The Welwyn group braved the cold weather to discuss the things that scare us and scary experiences. This included driving through the alps, encounters with ‘unstable’ people whilst hitchhiking through Australia, being tossed around in a light aircraft due to an approaching storm and then noticing that the window was held in place by a sticky plaster. And, luckily not on the same occasion, the engine falling off the aircraft whilst taking off.
We recalled experiences of being caught up in a terrorist attack and how at the time you ‘just get on with it’, only later reflecting on how dangerous the situation was.
Life can be scary, not knowing what is around the corner. So is change – going to university where you don’t know anyone, starting to be sociable again, particularly after the pandemic.

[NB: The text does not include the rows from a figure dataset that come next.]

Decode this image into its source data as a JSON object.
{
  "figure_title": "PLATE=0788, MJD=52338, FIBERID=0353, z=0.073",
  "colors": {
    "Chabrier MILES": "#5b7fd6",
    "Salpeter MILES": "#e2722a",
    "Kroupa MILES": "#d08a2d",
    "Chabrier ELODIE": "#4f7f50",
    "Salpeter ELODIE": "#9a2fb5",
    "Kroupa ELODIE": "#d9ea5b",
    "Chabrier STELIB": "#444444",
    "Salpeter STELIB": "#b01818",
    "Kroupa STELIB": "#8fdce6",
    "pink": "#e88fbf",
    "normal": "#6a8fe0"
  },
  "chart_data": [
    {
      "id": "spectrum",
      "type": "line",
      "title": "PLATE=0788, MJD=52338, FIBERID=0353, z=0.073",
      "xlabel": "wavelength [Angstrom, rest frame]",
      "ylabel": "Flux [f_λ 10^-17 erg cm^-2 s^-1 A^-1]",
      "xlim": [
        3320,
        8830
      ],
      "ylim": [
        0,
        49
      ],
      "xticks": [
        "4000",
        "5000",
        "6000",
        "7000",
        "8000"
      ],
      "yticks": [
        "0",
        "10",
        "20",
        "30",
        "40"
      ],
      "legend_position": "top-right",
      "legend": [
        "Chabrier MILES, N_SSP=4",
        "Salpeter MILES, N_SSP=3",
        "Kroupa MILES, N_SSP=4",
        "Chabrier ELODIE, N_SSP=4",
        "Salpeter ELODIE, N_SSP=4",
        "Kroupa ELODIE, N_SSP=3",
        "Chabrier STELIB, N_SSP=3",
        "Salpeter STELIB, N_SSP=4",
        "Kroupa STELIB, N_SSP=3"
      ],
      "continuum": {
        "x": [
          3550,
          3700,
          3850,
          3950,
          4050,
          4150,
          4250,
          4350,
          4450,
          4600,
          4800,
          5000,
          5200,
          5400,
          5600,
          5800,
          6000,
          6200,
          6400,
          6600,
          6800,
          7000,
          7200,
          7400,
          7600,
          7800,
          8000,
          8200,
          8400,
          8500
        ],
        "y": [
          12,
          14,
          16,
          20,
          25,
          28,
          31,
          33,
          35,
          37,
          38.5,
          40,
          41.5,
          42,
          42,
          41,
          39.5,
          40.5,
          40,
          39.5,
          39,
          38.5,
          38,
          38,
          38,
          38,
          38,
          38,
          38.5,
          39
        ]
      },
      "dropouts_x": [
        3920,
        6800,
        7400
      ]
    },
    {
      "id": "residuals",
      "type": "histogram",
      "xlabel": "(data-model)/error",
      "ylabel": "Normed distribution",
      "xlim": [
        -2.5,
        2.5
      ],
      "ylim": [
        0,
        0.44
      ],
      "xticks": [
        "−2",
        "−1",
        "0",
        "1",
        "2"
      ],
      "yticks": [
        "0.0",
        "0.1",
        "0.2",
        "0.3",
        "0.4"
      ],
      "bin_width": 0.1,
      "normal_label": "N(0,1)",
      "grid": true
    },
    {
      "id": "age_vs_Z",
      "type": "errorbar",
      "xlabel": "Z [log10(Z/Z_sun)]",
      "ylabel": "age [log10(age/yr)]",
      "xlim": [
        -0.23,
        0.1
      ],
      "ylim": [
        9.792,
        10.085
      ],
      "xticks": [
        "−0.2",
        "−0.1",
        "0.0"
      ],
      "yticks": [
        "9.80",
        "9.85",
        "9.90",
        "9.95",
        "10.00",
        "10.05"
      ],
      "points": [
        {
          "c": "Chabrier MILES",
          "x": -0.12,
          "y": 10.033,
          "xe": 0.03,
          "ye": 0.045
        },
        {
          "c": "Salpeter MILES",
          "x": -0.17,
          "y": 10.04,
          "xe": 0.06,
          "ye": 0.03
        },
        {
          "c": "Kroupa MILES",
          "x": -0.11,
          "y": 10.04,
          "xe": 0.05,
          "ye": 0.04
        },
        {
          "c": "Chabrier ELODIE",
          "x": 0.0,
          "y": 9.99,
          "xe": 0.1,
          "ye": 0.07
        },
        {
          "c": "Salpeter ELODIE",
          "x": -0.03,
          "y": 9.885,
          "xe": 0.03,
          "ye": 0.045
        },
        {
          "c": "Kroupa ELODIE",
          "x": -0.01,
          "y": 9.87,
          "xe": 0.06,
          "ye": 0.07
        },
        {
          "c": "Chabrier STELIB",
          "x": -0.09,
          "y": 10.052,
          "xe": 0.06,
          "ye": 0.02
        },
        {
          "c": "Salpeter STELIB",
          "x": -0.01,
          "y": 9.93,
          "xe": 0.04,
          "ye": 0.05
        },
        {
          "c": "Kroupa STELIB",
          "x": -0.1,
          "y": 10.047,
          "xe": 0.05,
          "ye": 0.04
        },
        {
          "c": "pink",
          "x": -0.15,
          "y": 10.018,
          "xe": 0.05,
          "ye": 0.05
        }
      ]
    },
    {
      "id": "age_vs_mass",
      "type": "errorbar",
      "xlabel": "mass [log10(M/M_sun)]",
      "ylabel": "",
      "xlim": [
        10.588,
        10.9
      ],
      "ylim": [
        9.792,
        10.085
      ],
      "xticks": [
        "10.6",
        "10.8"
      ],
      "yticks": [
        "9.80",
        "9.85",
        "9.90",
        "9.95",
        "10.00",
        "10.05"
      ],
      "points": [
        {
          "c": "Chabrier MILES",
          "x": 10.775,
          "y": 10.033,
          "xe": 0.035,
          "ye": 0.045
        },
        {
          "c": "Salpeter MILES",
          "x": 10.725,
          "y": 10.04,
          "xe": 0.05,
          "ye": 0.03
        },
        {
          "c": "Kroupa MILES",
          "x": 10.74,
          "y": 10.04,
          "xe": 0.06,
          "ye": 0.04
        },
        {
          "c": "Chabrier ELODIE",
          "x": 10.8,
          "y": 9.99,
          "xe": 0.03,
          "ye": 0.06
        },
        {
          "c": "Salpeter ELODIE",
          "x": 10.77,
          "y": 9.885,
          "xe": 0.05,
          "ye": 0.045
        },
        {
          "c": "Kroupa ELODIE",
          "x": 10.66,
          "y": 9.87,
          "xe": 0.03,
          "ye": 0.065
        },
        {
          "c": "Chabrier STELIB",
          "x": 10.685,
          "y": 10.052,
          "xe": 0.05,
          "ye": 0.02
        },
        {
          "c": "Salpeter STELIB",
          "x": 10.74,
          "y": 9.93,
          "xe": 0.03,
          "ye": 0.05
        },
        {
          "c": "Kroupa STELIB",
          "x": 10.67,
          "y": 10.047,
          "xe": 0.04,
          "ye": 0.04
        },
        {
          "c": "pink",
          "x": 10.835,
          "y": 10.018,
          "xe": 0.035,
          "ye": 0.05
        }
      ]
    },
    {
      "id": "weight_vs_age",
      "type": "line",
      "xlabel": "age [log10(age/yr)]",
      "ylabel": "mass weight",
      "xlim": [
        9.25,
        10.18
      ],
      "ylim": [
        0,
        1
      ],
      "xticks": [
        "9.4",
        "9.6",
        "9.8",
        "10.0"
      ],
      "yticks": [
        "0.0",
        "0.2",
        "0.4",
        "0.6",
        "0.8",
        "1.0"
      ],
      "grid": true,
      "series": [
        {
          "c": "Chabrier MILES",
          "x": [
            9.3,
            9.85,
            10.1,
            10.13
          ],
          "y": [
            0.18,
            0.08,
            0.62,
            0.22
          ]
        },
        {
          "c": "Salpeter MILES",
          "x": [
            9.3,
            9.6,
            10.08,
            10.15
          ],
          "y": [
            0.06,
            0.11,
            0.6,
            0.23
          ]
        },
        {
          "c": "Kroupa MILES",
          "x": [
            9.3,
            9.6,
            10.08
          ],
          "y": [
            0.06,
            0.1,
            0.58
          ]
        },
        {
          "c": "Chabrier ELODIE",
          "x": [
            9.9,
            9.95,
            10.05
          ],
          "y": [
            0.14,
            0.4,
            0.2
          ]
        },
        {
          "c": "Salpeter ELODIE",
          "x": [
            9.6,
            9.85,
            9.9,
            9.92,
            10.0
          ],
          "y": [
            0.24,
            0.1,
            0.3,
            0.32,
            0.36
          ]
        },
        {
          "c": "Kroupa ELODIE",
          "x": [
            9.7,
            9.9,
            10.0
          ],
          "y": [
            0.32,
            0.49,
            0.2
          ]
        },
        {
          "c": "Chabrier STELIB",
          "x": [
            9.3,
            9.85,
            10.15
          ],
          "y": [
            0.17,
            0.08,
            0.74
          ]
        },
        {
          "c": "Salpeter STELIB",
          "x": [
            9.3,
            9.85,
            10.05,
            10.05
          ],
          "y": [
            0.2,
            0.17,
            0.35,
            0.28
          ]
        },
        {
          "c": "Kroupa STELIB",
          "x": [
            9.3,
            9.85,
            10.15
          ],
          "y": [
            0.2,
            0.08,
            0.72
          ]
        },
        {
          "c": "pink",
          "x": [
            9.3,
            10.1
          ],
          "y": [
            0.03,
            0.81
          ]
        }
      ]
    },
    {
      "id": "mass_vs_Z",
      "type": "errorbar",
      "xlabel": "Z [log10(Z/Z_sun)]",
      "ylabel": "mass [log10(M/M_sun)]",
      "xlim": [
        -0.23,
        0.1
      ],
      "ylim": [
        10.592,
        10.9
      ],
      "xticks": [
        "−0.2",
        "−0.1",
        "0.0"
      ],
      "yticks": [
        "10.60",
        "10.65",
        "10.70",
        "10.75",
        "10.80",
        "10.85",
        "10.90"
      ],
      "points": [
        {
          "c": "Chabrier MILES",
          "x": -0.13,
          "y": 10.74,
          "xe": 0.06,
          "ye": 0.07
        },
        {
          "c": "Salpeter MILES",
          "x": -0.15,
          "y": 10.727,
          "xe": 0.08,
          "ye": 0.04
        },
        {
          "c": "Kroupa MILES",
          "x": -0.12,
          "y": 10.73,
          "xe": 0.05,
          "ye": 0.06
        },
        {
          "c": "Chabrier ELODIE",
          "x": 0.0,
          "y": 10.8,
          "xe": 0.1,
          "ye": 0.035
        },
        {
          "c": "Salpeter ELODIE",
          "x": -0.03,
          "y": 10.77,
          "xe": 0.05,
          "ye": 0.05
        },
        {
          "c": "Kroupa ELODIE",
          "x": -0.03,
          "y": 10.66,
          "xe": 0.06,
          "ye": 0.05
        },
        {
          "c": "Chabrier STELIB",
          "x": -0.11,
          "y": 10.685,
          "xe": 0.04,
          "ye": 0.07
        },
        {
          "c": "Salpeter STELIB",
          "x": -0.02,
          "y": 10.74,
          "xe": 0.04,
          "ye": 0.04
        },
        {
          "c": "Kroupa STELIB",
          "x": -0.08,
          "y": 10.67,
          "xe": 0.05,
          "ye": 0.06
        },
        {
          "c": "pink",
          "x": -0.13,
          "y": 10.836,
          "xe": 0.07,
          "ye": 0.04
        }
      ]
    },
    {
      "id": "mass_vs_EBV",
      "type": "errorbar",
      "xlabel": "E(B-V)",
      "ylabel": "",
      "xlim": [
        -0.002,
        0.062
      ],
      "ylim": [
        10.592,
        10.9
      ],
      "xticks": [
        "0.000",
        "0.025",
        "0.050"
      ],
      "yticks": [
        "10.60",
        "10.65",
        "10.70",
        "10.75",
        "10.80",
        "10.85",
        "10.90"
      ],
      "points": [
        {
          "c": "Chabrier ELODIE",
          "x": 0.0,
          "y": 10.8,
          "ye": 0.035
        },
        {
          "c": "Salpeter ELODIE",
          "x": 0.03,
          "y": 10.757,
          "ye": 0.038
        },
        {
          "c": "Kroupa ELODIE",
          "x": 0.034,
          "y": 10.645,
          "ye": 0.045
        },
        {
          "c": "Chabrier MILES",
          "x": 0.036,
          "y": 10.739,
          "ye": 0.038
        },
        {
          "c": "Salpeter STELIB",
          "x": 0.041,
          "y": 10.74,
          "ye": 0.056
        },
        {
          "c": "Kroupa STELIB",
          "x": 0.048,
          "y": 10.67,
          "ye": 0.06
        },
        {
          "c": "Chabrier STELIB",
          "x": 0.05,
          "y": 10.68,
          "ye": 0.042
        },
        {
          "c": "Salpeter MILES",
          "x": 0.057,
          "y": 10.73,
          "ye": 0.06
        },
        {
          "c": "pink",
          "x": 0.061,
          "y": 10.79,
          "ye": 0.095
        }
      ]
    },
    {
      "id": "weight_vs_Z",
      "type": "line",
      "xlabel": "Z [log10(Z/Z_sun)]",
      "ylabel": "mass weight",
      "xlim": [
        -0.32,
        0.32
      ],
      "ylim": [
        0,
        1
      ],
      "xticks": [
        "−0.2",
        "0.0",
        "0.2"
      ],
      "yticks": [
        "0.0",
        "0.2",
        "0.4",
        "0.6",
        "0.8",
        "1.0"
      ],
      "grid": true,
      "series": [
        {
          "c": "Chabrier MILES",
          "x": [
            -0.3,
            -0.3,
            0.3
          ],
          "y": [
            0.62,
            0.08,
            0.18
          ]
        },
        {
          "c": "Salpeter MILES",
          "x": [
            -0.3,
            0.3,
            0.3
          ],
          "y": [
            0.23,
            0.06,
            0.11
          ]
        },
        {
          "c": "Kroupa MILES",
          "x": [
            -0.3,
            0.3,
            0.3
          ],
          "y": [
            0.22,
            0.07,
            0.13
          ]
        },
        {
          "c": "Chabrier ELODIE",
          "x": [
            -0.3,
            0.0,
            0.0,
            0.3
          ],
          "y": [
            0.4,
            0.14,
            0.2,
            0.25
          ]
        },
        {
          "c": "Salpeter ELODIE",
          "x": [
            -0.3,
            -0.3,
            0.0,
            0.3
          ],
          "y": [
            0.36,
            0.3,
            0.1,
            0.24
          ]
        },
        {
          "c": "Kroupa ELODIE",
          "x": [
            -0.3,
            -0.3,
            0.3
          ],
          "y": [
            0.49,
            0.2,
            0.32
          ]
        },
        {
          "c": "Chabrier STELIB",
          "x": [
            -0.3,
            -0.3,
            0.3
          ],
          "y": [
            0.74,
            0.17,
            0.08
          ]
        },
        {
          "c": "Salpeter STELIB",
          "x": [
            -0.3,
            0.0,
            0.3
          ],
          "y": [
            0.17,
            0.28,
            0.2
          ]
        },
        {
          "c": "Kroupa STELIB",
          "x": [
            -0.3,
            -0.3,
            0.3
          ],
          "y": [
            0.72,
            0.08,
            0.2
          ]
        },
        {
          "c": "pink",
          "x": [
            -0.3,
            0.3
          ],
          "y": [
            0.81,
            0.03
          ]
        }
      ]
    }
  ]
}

We heard how an acquaintance had worked at Bletchley Park during the war and how scared she was about making an error that could change the outcome of the war.
We learned that babies are born with only two fears – the fear of falling and loud noises – and pondered how scientists would have discovered this. Most fears are learned and are developed at a young age by our environment and culture. The most common phobias include:
- Arachnophobia: an intense fear of spiders and other arachnids
- Ophidiophobia: an intense fear of snakes
- Acrophobia: an intense fear of heights
- Aerophobia: an intense fear of flying
- Cynophobia: an intense fear of dogs
- Astraphobia: an intense fear of thunder and lightning
- Trypanophobia: an intense fear of injections
- Social phobia: an intense fear of social interactions
- Agoraphobia: an intense fear of places that are difficult to escape, sometimes involving a fear of crowded or open spaces
- Mysophobia: an intense fear of germs, dirt, and other contaminants
We hoped that tonight’s discussion wouldn’t give anyone nightmares and recommended reading a cheerful book before bedtime!